Lullaby of ‘L’

Lingering like the light on the lilac leaf
in a lacy limbus where it lies.
listening to the lyric of a liquid laugh,
Lilting like a lonely lullaby.

The lady lives in limbo in a long lament
learning lovelorn litanies of lies
from less than lovely letters from her long lost love,
luckless lapses littering her life.

She lets the loathsome letters linger lightly in her lap
then looks at light laid on the lilac limb
then laughs at love and listens to the lazy lullaby
and lets the lilting loose her lock on him.

 

#138

What It Is

Life is like a watercolour painting;
lots of pretty colours to play with
but work it too hard and you get mud.

Mud is like love;
soft and fun to play in
but it’s slippery and tends to leave stains.

Stains are like road maps;
clues to who or what we’ve been
but sometimes they smother beauty.

Beauty is like a watercolour;
glowing and capricious
but only a reflection of life.

 

#137

My Mother’s Quilt

My mother’s quilt hangs on the wall.
Sometimes I touch it lightly as I walk by
Its softness reminds me of her skin and
the colours remind me of her gardens.
She loved her gardens.

I remember her rose trees,
tall as me and covered with blood red roses.
Come fall she’d loosen the soil around their roots,
lay them in a trench, and bury them.
Spring would bring the resurrection.
The stark, dirty sticks would waken,
leaf out, and bloom again.
A botanist would tell you it was a technique,
a method of wintering roses.
But I think they came back each year
because they loved my mother.

I touch the quilt again.

 

#136

The Dirt Beneath My Nails

Yesterday I went home again and
felt the dirt beneath my nails.
The light was rare and clean and
I saw everything so clearly,
even the ghosts of potential,
like shadows of the future,
stood out in stark relief.

Yesterday I went home again
and everything that is,
or could ever be right,
came to greet me,
eager and loving,
like a loyal dog waiting
at the end of the driveway for my return.

I will go home again soon
and become one with those friendly shadows,
pat that loyal dog, and dream
dreams that sprout
from the dirt beneath my nails.

 

#135

Alone I Live in the Dream of Tomorrows

     
A I dream love’s moonlit hero went for I
L a swim in the moon, forever rooted L
O onto waves of terror. Hemmed in I
N with a foredoom no mere rest V
E reforms. I woo the dormant E
  morrow adrift on moths  

 

An odd, self imposed torture and I believe, an original form, each line is an anagram of the one previous (first line is anagrammed from the title) with two letters removed. These removed letters form a type of acrostic, as they spell out the first three words in the title.
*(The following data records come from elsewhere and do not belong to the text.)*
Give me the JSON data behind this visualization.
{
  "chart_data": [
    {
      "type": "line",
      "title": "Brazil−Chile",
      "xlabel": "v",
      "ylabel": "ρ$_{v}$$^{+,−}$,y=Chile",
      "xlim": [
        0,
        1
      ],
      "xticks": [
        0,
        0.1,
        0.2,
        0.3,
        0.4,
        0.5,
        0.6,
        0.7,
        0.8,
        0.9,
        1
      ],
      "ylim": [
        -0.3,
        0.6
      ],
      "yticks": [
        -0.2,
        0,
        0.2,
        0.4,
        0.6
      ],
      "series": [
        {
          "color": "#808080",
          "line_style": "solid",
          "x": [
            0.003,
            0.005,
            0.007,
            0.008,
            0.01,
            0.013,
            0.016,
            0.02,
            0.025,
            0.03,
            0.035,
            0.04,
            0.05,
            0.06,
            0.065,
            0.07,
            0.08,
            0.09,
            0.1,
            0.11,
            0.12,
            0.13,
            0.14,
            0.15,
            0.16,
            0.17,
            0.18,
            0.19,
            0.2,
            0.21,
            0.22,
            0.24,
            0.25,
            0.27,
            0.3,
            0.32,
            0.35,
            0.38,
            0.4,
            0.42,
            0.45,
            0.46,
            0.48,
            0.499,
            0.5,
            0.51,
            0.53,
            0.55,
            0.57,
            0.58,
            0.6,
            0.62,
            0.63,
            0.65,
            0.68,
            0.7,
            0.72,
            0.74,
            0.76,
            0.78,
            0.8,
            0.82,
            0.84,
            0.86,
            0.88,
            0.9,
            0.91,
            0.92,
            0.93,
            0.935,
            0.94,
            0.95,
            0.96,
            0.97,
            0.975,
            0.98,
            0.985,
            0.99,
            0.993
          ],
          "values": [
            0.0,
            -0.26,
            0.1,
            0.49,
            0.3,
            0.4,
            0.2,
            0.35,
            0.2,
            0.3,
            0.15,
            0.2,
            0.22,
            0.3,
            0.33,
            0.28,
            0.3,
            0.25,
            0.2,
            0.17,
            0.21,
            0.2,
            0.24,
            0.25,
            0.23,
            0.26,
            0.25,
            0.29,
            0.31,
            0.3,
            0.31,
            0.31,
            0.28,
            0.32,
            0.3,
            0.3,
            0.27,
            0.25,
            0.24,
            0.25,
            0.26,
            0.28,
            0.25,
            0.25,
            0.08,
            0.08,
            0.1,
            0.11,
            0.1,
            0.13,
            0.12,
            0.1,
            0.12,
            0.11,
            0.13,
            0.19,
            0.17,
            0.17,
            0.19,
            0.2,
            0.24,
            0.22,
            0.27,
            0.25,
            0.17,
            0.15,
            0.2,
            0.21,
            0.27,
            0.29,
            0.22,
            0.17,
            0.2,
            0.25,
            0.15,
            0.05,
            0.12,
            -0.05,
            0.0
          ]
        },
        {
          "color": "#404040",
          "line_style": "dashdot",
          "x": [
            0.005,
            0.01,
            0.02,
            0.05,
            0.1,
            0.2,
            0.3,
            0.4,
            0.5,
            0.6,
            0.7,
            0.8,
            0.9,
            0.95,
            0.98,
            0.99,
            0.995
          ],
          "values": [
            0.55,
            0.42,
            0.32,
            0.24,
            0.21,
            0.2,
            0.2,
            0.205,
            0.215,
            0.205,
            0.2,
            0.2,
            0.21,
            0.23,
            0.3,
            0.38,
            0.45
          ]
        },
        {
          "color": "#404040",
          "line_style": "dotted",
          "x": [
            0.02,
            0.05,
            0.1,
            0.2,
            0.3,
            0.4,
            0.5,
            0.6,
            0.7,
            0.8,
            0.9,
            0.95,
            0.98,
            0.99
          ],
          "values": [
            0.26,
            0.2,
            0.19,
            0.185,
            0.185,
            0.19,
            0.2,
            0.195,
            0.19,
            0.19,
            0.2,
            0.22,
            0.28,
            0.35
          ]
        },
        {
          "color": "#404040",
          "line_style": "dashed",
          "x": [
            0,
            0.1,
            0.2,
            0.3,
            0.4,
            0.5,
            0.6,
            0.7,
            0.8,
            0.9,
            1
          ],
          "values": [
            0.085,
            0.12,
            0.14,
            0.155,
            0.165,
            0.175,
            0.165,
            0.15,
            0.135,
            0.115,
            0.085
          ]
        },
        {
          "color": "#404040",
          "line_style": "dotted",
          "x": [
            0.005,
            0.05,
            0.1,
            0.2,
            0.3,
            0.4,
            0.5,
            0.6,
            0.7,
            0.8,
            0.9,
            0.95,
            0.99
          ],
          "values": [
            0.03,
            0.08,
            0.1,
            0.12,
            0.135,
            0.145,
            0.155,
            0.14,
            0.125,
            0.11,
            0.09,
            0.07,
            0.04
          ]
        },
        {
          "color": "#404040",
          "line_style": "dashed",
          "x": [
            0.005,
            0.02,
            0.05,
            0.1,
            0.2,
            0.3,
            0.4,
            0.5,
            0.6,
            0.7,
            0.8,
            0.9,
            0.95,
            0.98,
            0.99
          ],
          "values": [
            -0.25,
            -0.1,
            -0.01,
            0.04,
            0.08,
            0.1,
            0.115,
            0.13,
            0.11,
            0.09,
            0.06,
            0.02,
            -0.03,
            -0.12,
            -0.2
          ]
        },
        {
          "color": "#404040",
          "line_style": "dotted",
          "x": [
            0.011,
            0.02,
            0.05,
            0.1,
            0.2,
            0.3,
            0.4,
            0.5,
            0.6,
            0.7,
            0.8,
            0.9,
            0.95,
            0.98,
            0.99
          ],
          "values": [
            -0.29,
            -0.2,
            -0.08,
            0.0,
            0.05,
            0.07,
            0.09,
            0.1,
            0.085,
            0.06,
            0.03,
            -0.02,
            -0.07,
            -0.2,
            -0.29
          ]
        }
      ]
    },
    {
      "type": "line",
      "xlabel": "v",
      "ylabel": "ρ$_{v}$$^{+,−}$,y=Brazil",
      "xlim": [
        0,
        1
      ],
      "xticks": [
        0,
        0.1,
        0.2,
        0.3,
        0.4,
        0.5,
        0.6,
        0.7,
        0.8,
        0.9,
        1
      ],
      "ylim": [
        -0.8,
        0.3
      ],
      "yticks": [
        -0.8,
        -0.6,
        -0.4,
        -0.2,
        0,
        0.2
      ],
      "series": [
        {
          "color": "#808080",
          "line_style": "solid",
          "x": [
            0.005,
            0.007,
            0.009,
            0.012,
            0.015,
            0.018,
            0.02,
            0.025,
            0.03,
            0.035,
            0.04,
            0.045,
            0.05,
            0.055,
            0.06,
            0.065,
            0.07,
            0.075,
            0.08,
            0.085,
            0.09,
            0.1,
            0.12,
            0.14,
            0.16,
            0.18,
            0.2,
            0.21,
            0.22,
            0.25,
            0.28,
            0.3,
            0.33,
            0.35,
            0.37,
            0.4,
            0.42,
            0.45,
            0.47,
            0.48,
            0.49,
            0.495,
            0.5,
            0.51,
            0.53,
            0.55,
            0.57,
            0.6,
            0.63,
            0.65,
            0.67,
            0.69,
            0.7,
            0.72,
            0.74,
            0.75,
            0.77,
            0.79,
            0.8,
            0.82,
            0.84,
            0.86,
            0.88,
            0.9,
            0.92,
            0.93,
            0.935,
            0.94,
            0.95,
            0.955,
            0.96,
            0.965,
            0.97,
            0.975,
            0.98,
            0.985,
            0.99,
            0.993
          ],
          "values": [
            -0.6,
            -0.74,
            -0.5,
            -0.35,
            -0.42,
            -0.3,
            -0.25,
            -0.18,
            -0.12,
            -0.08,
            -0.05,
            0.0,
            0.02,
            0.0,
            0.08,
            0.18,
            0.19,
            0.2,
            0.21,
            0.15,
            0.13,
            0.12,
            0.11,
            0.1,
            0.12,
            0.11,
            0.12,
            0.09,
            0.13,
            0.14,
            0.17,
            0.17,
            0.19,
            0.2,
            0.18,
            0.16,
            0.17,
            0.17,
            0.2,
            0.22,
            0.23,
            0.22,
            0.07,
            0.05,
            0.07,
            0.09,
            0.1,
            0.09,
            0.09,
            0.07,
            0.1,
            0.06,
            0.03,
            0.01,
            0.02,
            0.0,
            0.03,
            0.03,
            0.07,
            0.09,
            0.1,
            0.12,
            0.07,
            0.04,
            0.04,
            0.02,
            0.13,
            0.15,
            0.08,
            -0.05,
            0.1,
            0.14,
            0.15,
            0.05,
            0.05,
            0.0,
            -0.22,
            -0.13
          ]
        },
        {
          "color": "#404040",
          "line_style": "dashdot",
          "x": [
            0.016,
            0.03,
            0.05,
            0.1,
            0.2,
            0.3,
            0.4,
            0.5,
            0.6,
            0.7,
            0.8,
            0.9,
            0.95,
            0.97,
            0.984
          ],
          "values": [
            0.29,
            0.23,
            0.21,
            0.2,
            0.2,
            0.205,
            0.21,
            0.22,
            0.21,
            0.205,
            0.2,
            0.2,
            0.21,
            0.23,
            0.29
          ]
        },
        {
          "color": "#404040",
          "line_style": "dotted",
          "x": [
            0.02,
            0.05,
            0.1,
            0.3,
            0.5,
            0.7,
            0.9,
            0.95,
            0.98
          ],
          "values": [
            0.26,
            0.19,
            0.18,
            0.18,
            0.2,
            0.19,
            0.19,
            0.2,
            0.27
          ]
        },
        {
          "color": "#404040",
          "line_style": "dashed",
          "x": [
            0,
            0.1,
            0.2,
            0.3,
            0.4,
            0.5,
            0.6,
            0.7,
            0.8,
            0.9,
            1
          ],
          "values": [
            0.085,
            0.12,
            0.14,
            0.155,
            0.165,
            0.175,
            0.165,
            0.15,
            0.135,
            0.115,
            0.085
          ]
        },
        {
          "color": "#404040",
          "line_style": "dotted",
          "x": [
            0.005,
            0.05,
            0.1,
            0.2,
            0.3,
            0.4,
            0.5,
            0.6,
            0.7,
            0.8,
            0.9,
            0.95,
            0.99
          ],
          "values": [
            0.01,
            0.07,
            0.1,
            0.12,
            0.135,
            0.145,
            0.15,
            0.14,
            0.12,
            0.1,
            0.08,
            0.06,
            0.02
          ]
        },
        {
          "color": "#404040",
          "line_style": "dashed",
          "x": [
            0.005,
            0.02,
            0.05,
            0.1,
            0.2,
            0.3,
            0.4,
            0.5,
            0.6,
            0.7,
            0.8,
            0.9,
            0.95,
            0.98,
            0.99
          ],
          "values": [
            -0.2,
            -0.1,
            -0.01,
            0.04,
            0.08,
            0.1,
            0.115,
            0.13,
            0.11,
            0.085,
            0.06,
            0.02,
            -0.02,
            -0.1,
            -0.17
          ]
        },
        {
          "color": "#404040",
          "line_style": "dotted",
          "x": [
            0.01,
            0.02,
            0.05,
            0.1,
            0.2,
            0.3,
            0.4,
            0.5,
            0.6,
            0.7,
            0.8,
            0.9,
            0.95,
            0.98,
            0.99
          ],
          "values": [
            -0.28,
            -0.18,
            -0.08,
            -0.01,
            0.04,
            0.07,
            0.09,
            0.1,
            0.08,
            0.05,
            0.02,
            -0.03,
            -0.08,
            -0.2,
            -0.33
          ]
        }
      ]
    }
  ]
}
Since I think I just invented this poetic form, I’ll call it a Lindacs Poem, until someone bursts my inventive bubble and informs me otherwise!

 

#134

The Scathing Nausic Lingle – Part II

(see the Scathing Nausic Lingle-Part I)

I finched the bramblers all aside,
for days I piltched the bingles
to cassigate the brachy voice
that peached my nausic lingles

“I’ll show him scathing” I decarte
“I’ll nimby up his yard”
“No scarcher slyths my warbling
and sconders very far.”

And gleering down I peer it
a simble squelchy splucker
splatted from the paddy paws
of a squelchy squishel hucker

“Come firth, you bonk” I gargled
“Come, peach me in the jowl.”
But all that driffs the sillig
is a far to farther growl.

I girt my sissels joculent
I wendle on my way
“I’ll find you, hucker mucker,
If it takes all bastic day!”

 

 

Centrifuge

When I was a child I rode a centrifuge.
Excitement keening in my stomach,
strapped in, giggling,
wide eyed to new sensations.

Then whirling,
the dip and swoop,
the sunny amusement park
careening around and around.
Colours blurring into squeals
of delight and fear.

Then dizzy,
staggering back to the
routine pace of the day to day,
clutching memories to be taken out
on gray days.

How was I to know?
Life is a centrifuge.

 

#132

Change of Habit

The taste upon the tongue
The smoke within the lungs
that satisfies and numbs
the foolish cravings.

Adrenaline that rushes
through fear and near death brushes.
The candy coated crutches
not worth saving.

The long familiar rut
is comfortable but
a feeling in the gut
says change is needed .

The need to question why
we do these things and try
to be honest in reply
and then to heed it.

 

#131

I Am Only One

I would build a house for you
with love and my bare hands.
One that held you tenderly,
one that could withstand
the wind and rain and sun.
But I am only one.

I’d turn back the clock for you
to any time you say
to live inside the sweeter life
that came before the pain.
Before doubt had begun
But I am only one.

I would make your dreams real.
I’d spin a world so right.
Where every perfect morning
follows every perfect night
and all the wars are won.
But I am only one.

Yes I am only one, but we are two
and there’s no limit to what two can do.